Lo scambio

“Per sopravvivere alla brutalità, bisogna pensare positivo. Agire. Perché il male trionfi, basta che i giusti non facciano niente”.
L’incredibile storia di Denis Avey, soldato inglese in Egitto che fu fatto prigioniero dai nazisti e portato nel campo vicino ad Auschwitz. Con grande coraggio e sprezzo del pericolo fa uno scambio sostituendosi con un prigioniero ebreo e diventa la matricola 220543 per ben 2 volte.

“I due campi di prigionia erano contigui: il nostro, di soldati inglesi, e quello degli ebrei. Lavoravamo insieme alla costruzione di una fabbrica della IG Farben, che avrebbe prodotto una gomma sintetica indispensabile alla macchina da guerra nazista. Spartivamo gli stenti – undici ore al giorno a spaccarci la schiena – ma non le esecuzioni arbitrarie: quegli uomini ombra con l’uniforme a righe e il volto terreo morivano di continuo, ammazzati a calci e bastonate o stroncati dallo sfinimento. A noi i nazisti consentivano di sopravvivere. La sera, ci scortavano ai rispettivi campi: loro ad Auschwitz III, di cui sapevamo solo – sussurri tra disperati – che era l’inferno in terra. Noi all’E715, dove ci aspettavano baracche e rancio scarso, ma almeno la certezza di arrivare all’indomani”.
“Ero tormentato dal bisogno di sapere di più. Un uomo a righe mi aveva bisbigliato, “Tu che un giorno tornerai a casa, racconta”, e quella supplica mi era entrata nel cervello come un tarlo”.Fu così che Denis Avey escogitò un piano, corruppe prigionieri e Kapò, rischiò la pelle, per entrare ad Auschwitz di sua volontà. Due volte.Un’impresa da pazzi. Il piano richiede settimane, poi lo scambio di persona con Hans, ebreo olandese, «uno dei rari individui di cui mi fidavo, in quell’abisso dove si vendeva un uomo per un tozzo di pane». Accade una sera, finito il lavoro, quando ognuno avanza a fatica, incolonnato, verso il proprio campo: «Ci scambiammo veloci le uniformi: avevo imparato a imitare l’andatura trascinata degli ebrei allo stremo delle forze.
E a suon di sigarette avevo corrotto un Kapò, che finse di non vedere.
Così come due prigionieri che, arrivati ad Auschwitz III, mi accolsero sul loro tavolaccio di legno al posto di Hans. Ci fu il rancho: cavoli marci bolliti con bucce di patate. L’impiccagione di un prigioniero colpevole di essersi mosso lentamente. La musica classica, che l’orchestrina dei prigionieri era costretta a suonare durante le esecuzioni. E ovunque quell’odore dolciastro, raccapricciante: i forni, mi spiegarono i compagni di
Hans. Che intanto, al mio posto nel campo inglese, rischiava la morte solo per una cena un po’ più decente». Il giorno seguente, ognuno al proprio posto. Lo scambio si ripete dopo alcune settimane.

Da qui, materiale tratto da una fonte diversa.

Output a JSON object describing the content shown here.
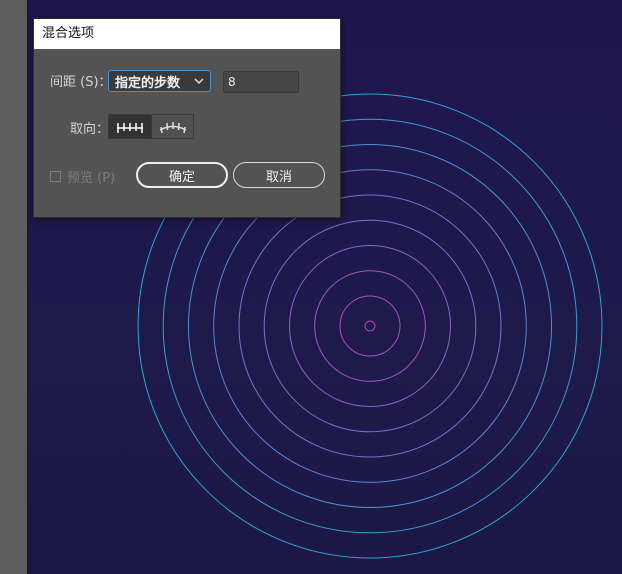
{
  "dialog": {
    "title": "混合选项",
    "spacing_label": "间距 (S)：",
    "spacing_option": "指定的步数",
    "steps_value": "8",
    "orientation_label": "取向：",
    "preview_label": "预览 (P)",
    "ok_label": "确定",
    "cancel_label": "取消"
  },
  "artwork": {
    "ring_count": 10,
    "inner_color": "#c040c0",
    "outer_color": "#2aa8d8"
  }
}
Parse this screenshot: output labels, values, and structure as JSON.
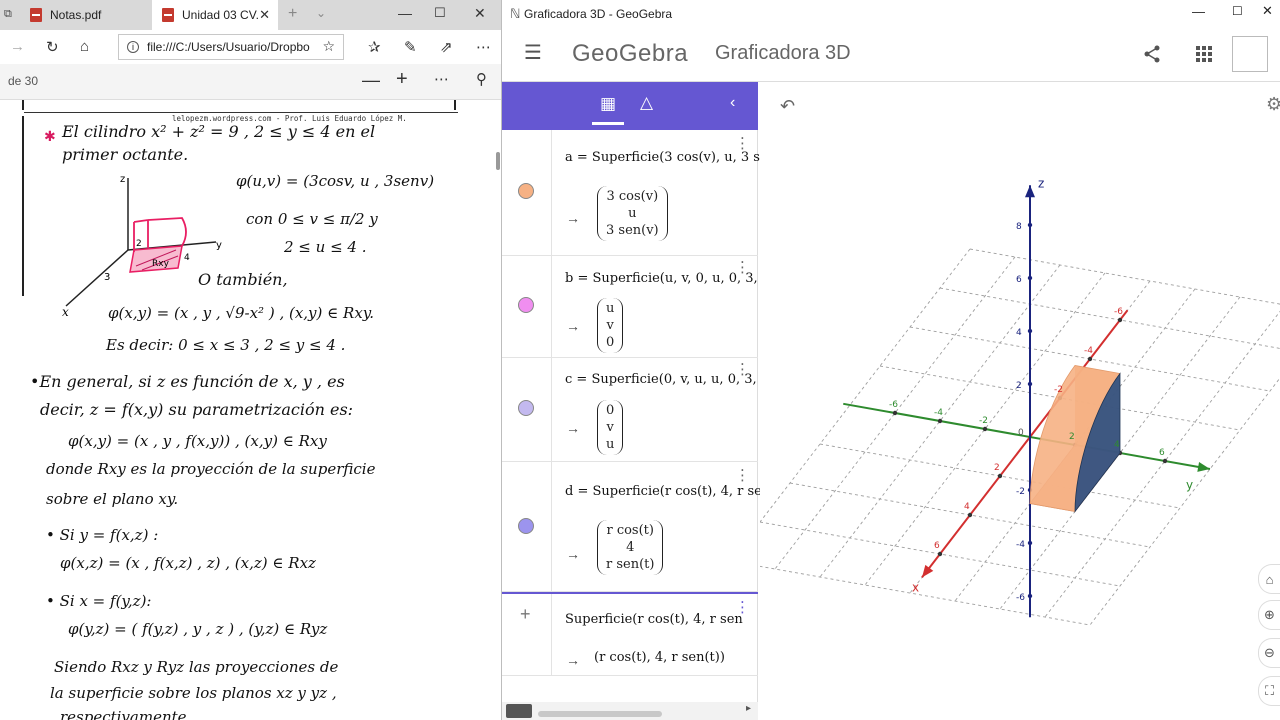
{
  "edge": {
    "tabs": [
      {
        "label": "Notas.pdf"
      },
      {
        "label": "Unidad 03 CV."
      }
    ],
    "address": "file:///C:/Users/Usuario/Dropbo",
    "page_indicator": "de 30",
    "pdf": {
      "header": "lelopezm.wordpress.com - Prof. Luis Eduardo López M.",
      "lines": [
        "El cilindro  x² + z² = 9 ,  2 ≤ y ≤ 4  en el",
        "primer octante.",
        "φ(u,v) = (3cosv, u , 3senv)",
        "con  0 ≤ v ≤ π/2   y",
        "2 ≤ u ≤ 4 .",
        "O también,",
        "φ(x,y) = (x , y , √9-x² ) ,  (x,y) ∈ Rxy.",
        "Es decir:  0 ≤ x ≤ 3 ,  2 ≤ y ≤ 4 .",
        "•En general, si  z  es función de  x, y , es",
        "decir,  z = f(x,y)  su parametrización es:",
        "φ(x,y) = (x , y , f(x,y)) ,   (x,y) ∈ Rxy",
        "donde  Rxy  es la proyección de la superficie",
        "sobre el plano xy.",
        "•  Si   y = f(x,z) :",
        "φ(x,z) = (x , f(x,z) , z) ,   (x,z) ∈ Rxz",
        "•  Si   x = f(y,z):",
        "φ(y,z) = ( f(y,z) , y , z ) ,   (y,z) ∈ Ryz",
        "Siendo  Rxz  y  Ryz  las proyecciones de",
        "la superficie sobre los planos  xz  y  yz ,",
        "respectivamente."
      ],
      "sketch_labels": [
        "z",
        "y",
        "x",
        "3",
        "2",
        "4",
        "Rxy"
      ]
    }
  },
  "geogebra": {
    "window_title": "Graficadora 3D - GeoGebra",
    "logo": "GeoGebra",
    "app_name": "Graficadora 3D",
    "rows": [
      {
        "input": "a = Superficie(3 cos(v), u, 3 se",
        "output": [
          "3 cos(v)",
          "u",
          "3 sen(v)"
        ],
        "color": "#f6b184"
      },
      {
        "input": "b = Superficie(u, v, 0, u, 0, 3, v",
        "output": [
          "u",
          "v",
          "0"
        ],
        "color": "#f08ef0"
      },
      {
        "input": "c = Superficie(0, v, u, u, 0, 3, v",
        "output": [
          "0",
          "v",
          "u"
        ],
        "color": "#c3b9ef"
      },
      {
        "input": "d = Superficie(r cos(t), 4, r se",
        "output": [
          "r cos(t)",
          "4",
          "r sen(t)"
        ],
        "color": "#9c94ee"
      }
    ],
    "input_row": {
      "input": "Superficie(r cos(t), 4, r sen",
      "output": "(r cos(t), 4, r sen(t))"
    },
    "axis_labels": {
      "z": "z",
      "y": "y",
      "x": "x"
    },
    "ticks": {
      "z": [
        "8",
        "6",
        "4",
        "2",
        "0",
        "-2",
        "-4",
        "-6"
      ],
      "y": [
        "-6",
        "-4",
        "-2",
        "2",
        "4",
        "6"
      ],
      "x": [
        "-6",
        "-4",
        "-2",
        "2",
        "4",
        "6"
      ]
    },
    "colors": {
      "accent": "#6557d2",
      "x_axis": "#d32f2f",
      "y_axis": "#2e8b2e",
      "z_axis": "#1a237e"
    }
  }
}
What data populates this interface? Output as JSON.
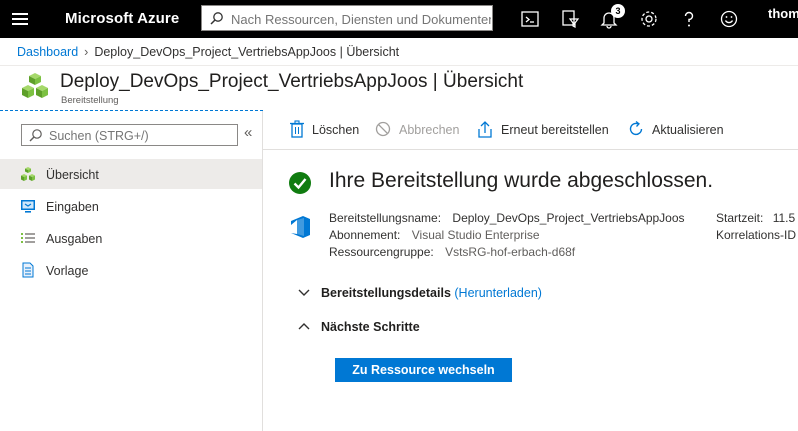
{
  "topbar": {
    "brand": "Microsoft Azure",
    "search_placeholder": "Nach Ressourcen, Diensten und Dokumenten suchen (G+/)",
    "notification_count": "3",
    "user": "thomas",
    "colors": {
      "bar": "#000000",
      "accent": "#0078d4"
    }
  },
  "breadcrumb": {
    "items": [
      "Dashboard",
      "Deploy_DevOps_Project_VertriebsAppJoos | Übersicht"
    ]
  },
  "header": {
    "title": "Deploy_DevOps_Project_VertriebsAppJoos | Übersicht",
    "subtitle": "Bereitstellung"
  },
  "sidebar": {
    "search_placeholder": "Suchen (STRG+/)",
    "collapse_glyph": "«",
    "items": [
      {
        "label": "Übersicht",
        "icon": "overview-icon",
        "active": true
      },
      {
        "label": "Eingaben",
        "icon": "inputs-icon"
      },
      {
        "label": "Ausgaben",
        "icon": "outputs-icon"
      },
      {
        "label": "Vorlage",
        "icon": "template-icon"
      }
    ]
  },
  "toolbar": {
    "delete": "Löschen",
    "cancel": "Abbrechen",
    "redeploy": "Erneut bereitstellen",
    "refresh": "Aktualisieren"
  },
  "status": {
    "headline": "Ihre Bereitstellung wurde abgeschlossen.",
    "deployment_name_label": "Bereitstellungsname:",
    "deployment_name": "Deploy_DevOps_Project_VertriebsAppJoos",
    "subscription_label": "Abonnement:",
    "subscription": "Visual Studio Enterprise",
    "resource_group_label": "Ressourcengruppe:",
    "resource_group": "VstsRG-hof-erbach-d68f",
    "start_time_label": "Startzeit:",
    "start_time": "11.5",
    "correlation_label": "Korrelations-ID"
  },
  "sections": {
    "details": "Bereitstellungsdetails",
    "download": "(Herunterladen)",
    "next_steps": "Nächste Schritte"
  },
  "actions": {
    "go_to_resource": "Zu Ressource wechseln"
  }
}
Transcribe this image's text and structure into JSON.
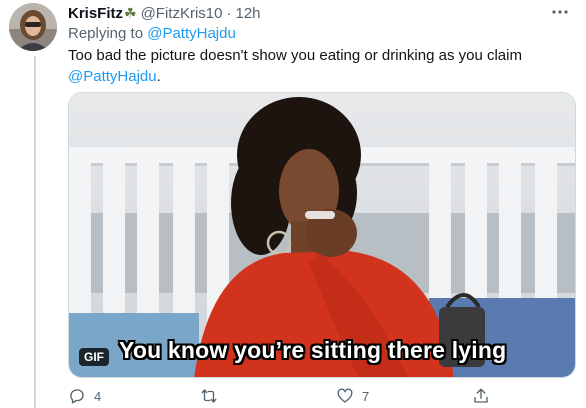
{
  "author": {
    "display_name": "KrisFitz",
    "name_emoji": "☘",
    "handle": "@FitzKris10",
    "separator": "·",
    "timestamp": "12h"
  },
  "reply": {
    "prefix": "Replying to",
    "mention": "@PattyHajdu"
  },
  "tweet": {
    "text_line1": "Too bad the picture doesn't show you eating or drinking as you claim",
    "mention": "@PattyHajdu",
    "text_end": "."
  },
  "media": {
    "badge": "GIF",
    "caption": "You know you’re sitting there lying"
  },
  "actions": {
    "reply_count": "4",
    "retweet_count": "",
    "like_count": "7"
  },
  "colors": {
    "accent": "#1d9bf0",
    "muted": "#536471",
    "text": "#0f1419",
    "border": "#cfd9de"
  },
  "icons": [
    "more-icon",
    "reply-icon",
    "retweet-icon",
    "like-icon",
    "share-icon"
  ]
}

Intanto Denis incontra Ernst, ebreo tedesco che gli bisbiglia di avere una sorella
rifugiata a Birmingham, gli chiede di farle avere sue notizie… Denis riesce
miracolosamente a contattarla inviando una lettera in codice alla propria madre,
che fa da tramite: mesi e mesi dopo le due donne fanno arrivare duecento pacchetti di sigarette. Un tesoro. «Servirono a tenere Ernst in vita ad Auschwitz. E a procurargli un paio di scarpe quando, dopo la disfatta nazista, ci fu la grande marcia tra i ghiacci,per evacuare il campo, e le ombre con l’uniforme a righe si accasciavano una dopo l’altra sulla neve». Ernst Lobethal è morto qualche anno fa in Usa, dopo aver raccontato questa storia in un’intervista.